Während die Lehrer für Lisa Graf in der ersten Klasse noch voll des Lobes waren, wurden die Noten dann zunehmend schlechter. Der Hintergrund: Der plötzliche Tod ihres Vaters stürzte ihre Mutter in eine tiefe Krise. Lisa hatte keine Hilfe mehr zuhause – so wie es vielen von Lisa Grafs Schüler:innen geht. Denn schulischer Erfolg hängt in Deutschland immer noch in erster Linie davon ab, wie stark sich die Eltern im Hintergrund engagieren.
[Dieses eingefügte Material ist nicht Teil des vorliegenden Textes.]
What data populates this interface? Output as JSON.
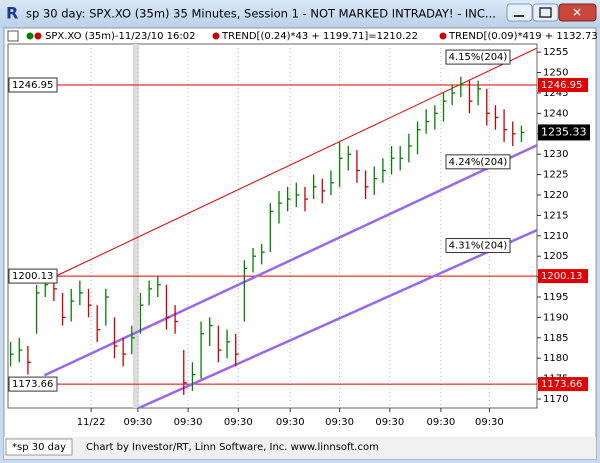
{
  "chart_data": {
    "type": "ohlc",
    "window_title": "sp 30 day: SPX.XO (35m) 35 Minutes, Session 1 - NOT MARKED INTRADAY! - INC...",
    "legend": [
      "SPX.XO (35m)-11/23/10 16:02",
      "TREND[(0.24)*43 + 1199.71]=1210.22",
      "TREND[(0.09)*419 + 1132.73"
    ],
    "footer_tab": "*sp 30 day",
    "footer": "Chart by Investor/RT, Linn Software, Inc. www.linnsoft.com",
    "up_color": "#008000",
    "down_color": "#cc0000",
    "close": [
      1181,
      1182,
      1179,
      1196,
      1198,
      1197,
      1190,
      1194,
      1196,
      1193,
      1187,
      1195,
      1183,
      1181,
      1185,
      1193,
      1197,
      1198,
      1190,
      1189,
      1174,
      1176,
      1186,
      1188,
      1182,
      1184,
      1181,
      1202,
      1205,
      1206,
      1216,
      1218,
      1219,
      1220,
      1219,
      1222,
      1221,
      1223,
      1229,
      1230,
      1226,
      1222,
      1224,
      1226,
      1229,
      1229,
      1232,
      1236,
      1238,
      1240,
      1243,
      1245,
      1247,
      1243,
      1246,
      1240,
      1239,
      1236,
      1235,
      1235.33
    ],
    "high": [
      1184,
      1185,
      1183,
      1198,
      1200,
      1199,
      1196,
      1197,
      1199,
      1197,
      1193,
      1197,
      1190,
      1185,
      1188,
      1196,
      1199,
      1200,
      1198,
      1193,
      1182,
      1179,
      1189,
      1190,
      1188,
      1187,
      1186,
      1204,
      1207,
      1208,
      1218,
      1221,
      1222,
      1223,
      1222,
      1225,
      1224,
      1226,
      1233,
      1232,
      1231,
      1226,
      1227,
      1229,
      1232,
      1232,
      1235,
      1238,
      1241,
      1242,
      1245,
      1247,
      1249,
      1248,
      1248,
      1246,
      1242,
      1241,
      1238,
      1237
    ],
    "low": [
      1178,
      1179,
      1176,
      1186,
      1195,
      1194,
      1188,
      1189,
      1193,
      1190,
      1184,
      1188,
      1180,
      1178,
      1181,
      1186,
      1193,
      1195,
      1187,
      1186,
      1171,
      1172,
      1175,
      1183,
      1179,
      1180,
      1178,
      1189,
      1201,
      1203,
      1206,
      1213,
      1216,
      1217,
      1216,
      1219,
      1218,
      1220,
      1222,
      1226,
      1223,
      1219,
      1220,
      1223,
      1225,
      1226,
      1228,
      1230,
      1235,
      1236,
      1238,
      1242,
      1244,
      1240,
      1242,
      1237,
      1236,
      1233,
      1232,
      1233
    ],
    "xlim": [
      -0.3,
      60.8
    ],
    "xticks": [
      {
        "value": 9.3,
        "label": "11/22"
      },
      {
        "value": 14.7,
        "label": "09:30"
      },
      {
        "value": 20.5,
        "label": "09:30"
      },
      {
        "value": 26.3,
        "label": "09:30"
      },
      {
        "value": 32.3,
        "label": "09:30"
      },
      {
        "value": 38,
        "label": "09:30"
      },
      {
        "value": 43.8,
        "label": "09:30"
      },
      {
        "value": 49.7,
        "label": "09:30"
      },
      {
        "value": 55.3,
        "label": "09:30"
      }
    ],
    "ylim": [
      1167.8,
      1257
    ],
    "yticks": [
      1170,
      1175,
      1180,
      1185,
      1190,
      1195,
      1200,
      1205,
      1210,
      1215,
      1220,
      1225,
      1230,
      1235,
      1240,
      1245,
      1250,
      1255
    ],
    "grid": true,
    "hlines": [
      {
        "value": 1246.95,
        "color": "#e00000"
      },
      {
        "value": 1200.13,
        "color": "#e00000"
      },
      {
        "value": 1173.66,
        "color": "#e00000"
      }
    ],
    "last_color": "#000000",
    "trendlines": [
      {
        "label": "4.15%(204)",
        "color": "#e00000",
        "x": [
          5.0,
          60.8
        ],
        "y": [
          1199.9,
          1256
        ]
      },
      {
        "label": "4.24%(204)",
        "color": "#9966ee",
        "x": [
          3.9,
          60.8
        ],
        "y": [
          1175.8,
          1232.2
        ]
      },
      {
        "label": "4.31%(204)",
        "color": "#9966ee",
        "x": [
          14.7,
          60.8
        ],
        "y": [
          1167.7,
          1211.4
        ]
      }
    ]
  }
}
"Abgehängt" und "Durchgefallen"

2023 machte eine Meldung aus der Ludwigshafener Gräfenauschule viele fassungslos: 40 Kinder müssen die erste Klasse wiederholen. Die Ursache scheint schnell gefunden: Schlechte Integration und mangelnde Deutschkenntnisse. Doch Lisa Graf, Autorin des Buches "Abgehängt" und Hostin des neuen SWR-Podcasts "Durchgefallen – wie Schule unsere Gesellschaft spaltet" gräbt tiefer und zeigt, wo die wahren Ursachen liegen. Sie recherchiert in der Gräfenauschule genauso wie in der idyllischen Dorfschule im Westerwald und besucht die "Rütlischule" in Berlin, die aus einer ehemaligen Problemschule zum Vorzeigeprojekt wurde und stellt fest: "Bildungsgerechtigkeit ist keine Utopie, sondern eine Frage des politischen Willens."